Reconhecido como um dos cineastas brasileiros mais ativos, o paulista Jeferson De já dirigiu seis filmes e participou de várias produções televisivas nos últimos anos, focando principalmente em protagonistas negros. Seu mais recente trabalho, Narciso, estreia nesta quinta-feira, 19, e traz a história de um garoto que deseja fazer parte de uma família rica e viver sob a condição de nunca mais ver seu próprio reflexo.
Em entrevista à revista VEJA, De explora os temas por trás do filme, destaca os cuidados com o jovem ator Arthur Ferreira, conhecido como “Nego Ney” na internet, e revela seu próximo projeto: uma adaptação do best-seller Quarto de Despejo, de Carolina Maria de Jesus.
Jeferson, conhecido por transitar por diferentes gêneros cinematográficos, como terror, comédia e drama histórico, ressalta a importância de colocar protagonistas negros em destaque. Para ele, é essencial abrir espaço para talentos afro-brasileiros tanto na frente quanto atrás das telas.
Narciso, assim como outros trabalhos de De, tem sido aclamado em festivais internacionais, refletindo a crescente atenção do mercado global para produções brasileiras. No entanto, o cineasta ressalta que ainda há obstáculos para cineastas afro-brasileiros atingirem posições de destaque na indústria audiovisual.
A inspiração para reimaginar o mito de Narciso em um contexto racial brasileiro surgiu de um curta anterior do diretor, intitulado “Narciso Rap”. A proposta é subverter a ideia tradicional de beleza, apresentando um protagonista negro que busca aceitação em sua própria imagem.
O cuidadoso tratamento do tema do racismo com atores infantis, como Arthur Ferreira, exigiu um ambiente de alto respeito e concentração durante as gravações. De destaca a intensidade e o comprometimento do jovem ator, que abraçou o desafio com dedicação.
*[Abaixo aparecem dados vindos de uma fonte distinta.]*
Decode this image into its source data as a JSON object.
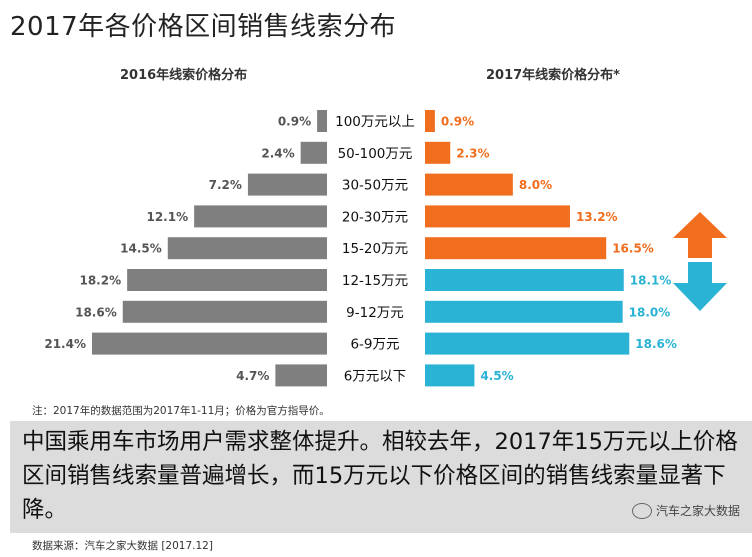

Além do cinema, De também explora questões raciais em produções televisivas, como a novela Garota do Momento, buscando criar narrativas que representem a diversidade da sociedade brasileira. Seu próximo projeto, a adaptação de Quarto de Despejo, promete manter essa linha de abordagem sócio-cultural.
O cineasta destaca o papel de autoras negras como Conceição Evaristo, Eliana Alves Cruz e Fernanda Felisberto em seu novo filme, evidenciando a importância da representatividade e diversidade no cinema nacional. Ele ainda revela que está em busca de mais obras de escritores negros para adaptar para as telas.
Com um olhar atento à representatividade no audiovisual, Jeferson De continua a desafiar estereótipos e a promover histórias relevantes e diversas para o público brasileiro e internacional.